His New Breed Talent Army, based in New York, officially opened a month ago with a project from Airbnb aimed at getting people worldwide to live like locals in Sydney, Australia and stay at an Airbnb there. Wnek says Airbnb is an ideal client because it's "frictionless, modern and different."
And project-based is the way he wants the New Breed Talent Army to remain. "No account management, no playing golf, none of that," he says.
Wnek launched the shop in partnership with artist and educator Mark T. Smith, who founded Breed Worldwide earlier this year.

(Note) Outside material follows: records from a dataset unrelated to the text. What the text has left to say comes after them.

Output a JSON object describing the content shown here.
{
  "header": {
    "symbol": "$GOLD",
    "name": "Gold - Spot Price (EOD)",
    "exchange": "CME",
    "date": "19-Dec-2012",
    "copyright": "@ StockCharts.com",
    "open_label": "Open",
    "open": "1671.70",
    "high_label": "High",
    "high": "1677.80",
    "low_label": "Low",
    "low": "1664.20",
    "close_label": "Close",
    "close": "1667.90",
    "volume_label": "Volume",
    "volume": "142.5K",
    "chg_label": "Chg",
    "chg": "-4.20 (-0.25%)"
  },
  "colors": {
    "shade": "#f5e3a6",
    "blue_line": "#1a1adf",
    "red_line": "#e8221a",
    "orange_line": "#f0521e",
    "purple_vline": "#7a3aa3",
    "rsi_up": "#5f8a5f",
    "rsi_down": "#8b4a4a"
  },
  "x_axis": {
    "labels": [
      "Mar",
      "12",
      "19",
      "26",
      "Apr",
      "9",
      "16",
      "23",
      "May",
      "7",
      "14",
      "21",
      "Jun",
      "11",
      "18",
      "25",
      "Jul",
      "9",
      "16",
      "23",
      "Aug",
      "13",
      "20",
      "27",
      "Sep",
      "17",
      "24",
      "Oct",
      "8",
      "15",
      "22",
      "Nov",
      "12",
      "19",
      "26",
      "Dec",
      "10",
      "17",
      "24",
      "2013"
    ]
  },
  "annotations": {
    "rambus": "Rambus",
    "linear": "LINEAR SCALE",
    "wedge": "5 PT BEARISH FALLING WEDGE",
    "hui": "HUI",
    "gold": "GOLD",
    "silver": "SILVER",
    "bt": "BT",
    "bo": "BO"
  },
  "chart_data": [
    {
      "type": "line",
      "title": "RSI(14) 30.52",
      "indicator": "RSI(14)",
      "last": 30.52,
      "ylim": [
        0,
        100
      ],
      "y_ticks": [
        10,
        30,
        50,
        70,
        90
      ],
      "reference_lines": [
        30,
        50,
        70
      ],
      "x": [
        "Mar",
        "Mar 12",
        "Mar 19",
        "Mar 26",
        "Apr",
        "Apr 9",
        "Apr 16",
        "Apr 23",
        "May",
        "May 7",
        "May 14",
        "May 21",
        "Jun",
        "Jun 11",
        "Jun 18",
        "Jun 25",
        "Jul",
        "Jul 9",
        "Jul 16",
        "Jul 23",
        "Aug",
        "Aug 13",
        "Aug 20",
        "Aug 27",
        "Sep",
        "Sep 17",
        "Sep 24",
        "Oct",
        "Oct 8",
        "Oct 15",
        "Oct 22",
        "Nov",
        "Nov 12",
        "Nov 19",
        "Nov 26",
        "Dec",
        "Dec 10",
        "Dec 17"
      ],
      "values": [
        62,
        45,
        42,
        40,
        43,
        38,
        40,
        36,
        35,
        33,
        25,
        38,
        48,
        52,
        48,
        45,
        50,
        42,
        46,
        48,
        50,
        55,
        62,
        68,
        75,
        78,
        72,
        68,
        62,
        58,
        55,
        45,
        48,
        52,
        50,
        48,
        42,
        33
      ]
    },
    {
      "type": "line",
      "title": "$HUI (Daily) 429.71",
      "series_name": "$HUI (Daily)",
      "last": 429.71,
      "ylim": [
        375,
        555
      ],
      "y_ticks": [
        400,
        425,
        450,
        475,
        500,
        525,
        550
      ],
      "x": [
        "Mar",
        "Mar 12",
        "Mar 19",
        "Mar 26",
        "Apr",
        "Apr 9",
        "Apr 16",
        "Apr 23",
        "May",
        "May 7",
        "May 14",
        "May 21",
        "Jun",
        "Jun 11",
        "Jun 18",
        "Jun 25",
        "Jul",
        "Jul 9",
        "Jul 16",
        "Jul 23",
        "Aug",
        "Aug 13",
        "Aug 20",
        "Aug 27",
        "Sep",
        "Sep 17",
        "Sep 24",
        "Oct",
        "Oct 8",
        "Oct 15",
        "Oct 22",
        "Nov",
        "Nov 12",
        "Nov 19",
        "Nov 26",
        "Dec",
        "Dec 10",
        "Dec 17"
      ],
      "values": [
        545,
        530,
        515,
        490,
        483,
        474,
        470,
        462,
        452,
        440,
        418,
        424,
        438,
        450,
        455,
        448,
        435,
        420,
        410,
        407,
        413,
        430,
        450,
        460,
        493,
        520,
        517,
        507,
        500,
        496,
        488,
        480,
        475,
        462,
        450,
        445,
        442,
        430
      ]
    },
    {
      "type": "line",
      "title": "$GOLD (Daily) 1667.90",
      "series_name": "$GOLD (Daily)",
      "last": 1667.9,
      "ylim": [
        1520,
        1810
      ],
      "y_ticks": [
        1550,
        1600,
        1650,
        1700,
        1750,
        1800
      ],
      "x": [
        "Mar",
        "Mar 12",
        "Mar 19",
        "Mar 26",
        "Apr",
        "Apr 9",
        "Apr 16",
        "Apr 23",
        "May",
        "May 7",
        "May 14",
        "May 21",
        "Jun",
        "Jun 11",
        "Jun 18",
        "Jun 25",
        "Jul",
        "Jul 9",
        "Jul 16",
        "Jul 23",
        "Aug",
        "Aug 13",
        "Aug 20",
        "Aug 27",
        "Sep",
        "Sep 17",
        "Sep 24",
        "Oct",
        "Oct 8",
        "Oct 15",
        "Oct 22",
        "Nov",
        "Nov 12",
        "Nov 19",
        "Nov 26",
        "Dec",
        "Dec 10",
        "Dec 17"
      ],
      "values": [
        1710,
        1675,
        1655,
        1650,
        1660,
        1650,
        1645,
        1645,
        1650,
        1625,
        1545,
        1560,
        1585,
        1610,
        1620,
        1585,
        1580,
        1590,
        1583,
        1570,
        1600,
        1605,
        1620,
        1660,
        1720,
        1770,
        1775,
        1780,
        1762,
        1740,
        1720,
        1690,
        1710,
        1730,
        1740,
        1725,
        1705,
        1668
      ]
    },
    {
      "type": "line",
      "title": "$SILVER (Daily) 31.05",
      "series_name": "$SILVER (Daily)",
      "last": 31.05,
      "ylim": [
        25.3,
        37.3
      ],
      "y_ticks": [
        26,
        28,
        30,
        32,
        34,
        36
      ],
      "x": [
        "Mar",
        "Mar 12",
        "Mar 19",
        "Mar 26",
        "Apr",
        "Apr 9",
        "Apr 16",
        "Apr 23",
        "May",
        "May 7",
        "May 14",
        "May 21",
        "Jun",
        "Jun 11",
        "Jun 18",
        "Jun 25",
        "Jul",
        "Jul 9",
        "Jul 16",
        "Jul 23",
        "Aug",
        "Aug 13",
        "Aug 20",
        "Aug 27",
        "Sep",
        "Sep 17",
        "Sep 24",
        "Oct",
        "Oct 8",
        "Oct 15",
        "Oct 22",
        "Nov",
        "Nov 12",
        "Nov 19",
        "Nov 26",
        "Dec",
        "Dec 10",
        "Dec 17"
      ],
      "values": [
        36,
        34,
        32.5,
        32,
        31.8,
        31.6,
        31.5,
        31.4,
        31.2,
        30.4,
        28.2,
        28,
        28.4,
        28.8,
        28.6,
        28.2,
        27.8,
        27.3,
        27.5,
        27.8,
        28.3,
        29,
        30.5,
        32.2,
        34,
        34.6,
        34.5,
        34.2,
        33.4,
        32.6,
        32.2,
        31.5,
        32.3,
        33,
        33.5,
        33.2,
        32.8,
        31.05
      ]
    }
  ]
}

Breed develops bespoke creative and strategic training workshops for brands, agencies, media companies and more and Talent Army is its sibling.
Aside from Wnek and Smith, New Breed Talent Army currently has 50 millennials and Gen Z staffers, 65 percent of which are female. Wnek says he spent about 18 months identifying the people he wanted to become part of his team. Diversity is important, too. The team working on the Airbnb project includes all different background – African-Americans, Russians, Latin Americans and more.
The New Breed Talent Army has an office in New York, but Wnek says it's more of a place for people to throw their bags down and meet up in person once in awhile. He says no one will be forced to work in the office. "Nothing brilliant ever gets done in a cubicle," says Wnek.
Wnek and Smith are looking to open other hubs in London in Beijing by the end of the first quarter of 2018.
When it comes to salary, the New Breed Talent Army brings everyone in on retainer, and when a project comes in, whoever is on it receives an undisclosed and variable sum. The person whose work goes forward gets another sum and so on, says Wnek. He and Smith want to remain flexible and allow team members to work on any other freelance or personal projects.
"What we're building here is for NBTA to be their passion and when something is your passion, that's where you're always going to do your best work," says Wnek.
By the time the international offices open, Wnek says the agency will offer benefits to its team.
While there are 50 people in their "army" right now, Wnek and Smith plan to double that number by the end of the year through its soon-to-launch apprenticeship program.
Each staffer is tasked with finding someone with a disadvantaged background to bring on as an apprentice for one year. The apprentices will get paid during their 12 months of training. "It's literally sink or swim," says Wnek. "If they make it, they become one of us; if not, at least they got training."
The New Breed Talent Army has no financial backers, but Wnek says it is looking for sponsors to help bring its apprenticeship program to life.
"We are passionate about making everything we do 21st century and forward-facing rather than backward facing," says Wnek, adding that the team even thought long and hard about whether or not to have a website. Ultimately, they decided to create a site, mainly so that would-be NBTA-ers can check out the company for themselves.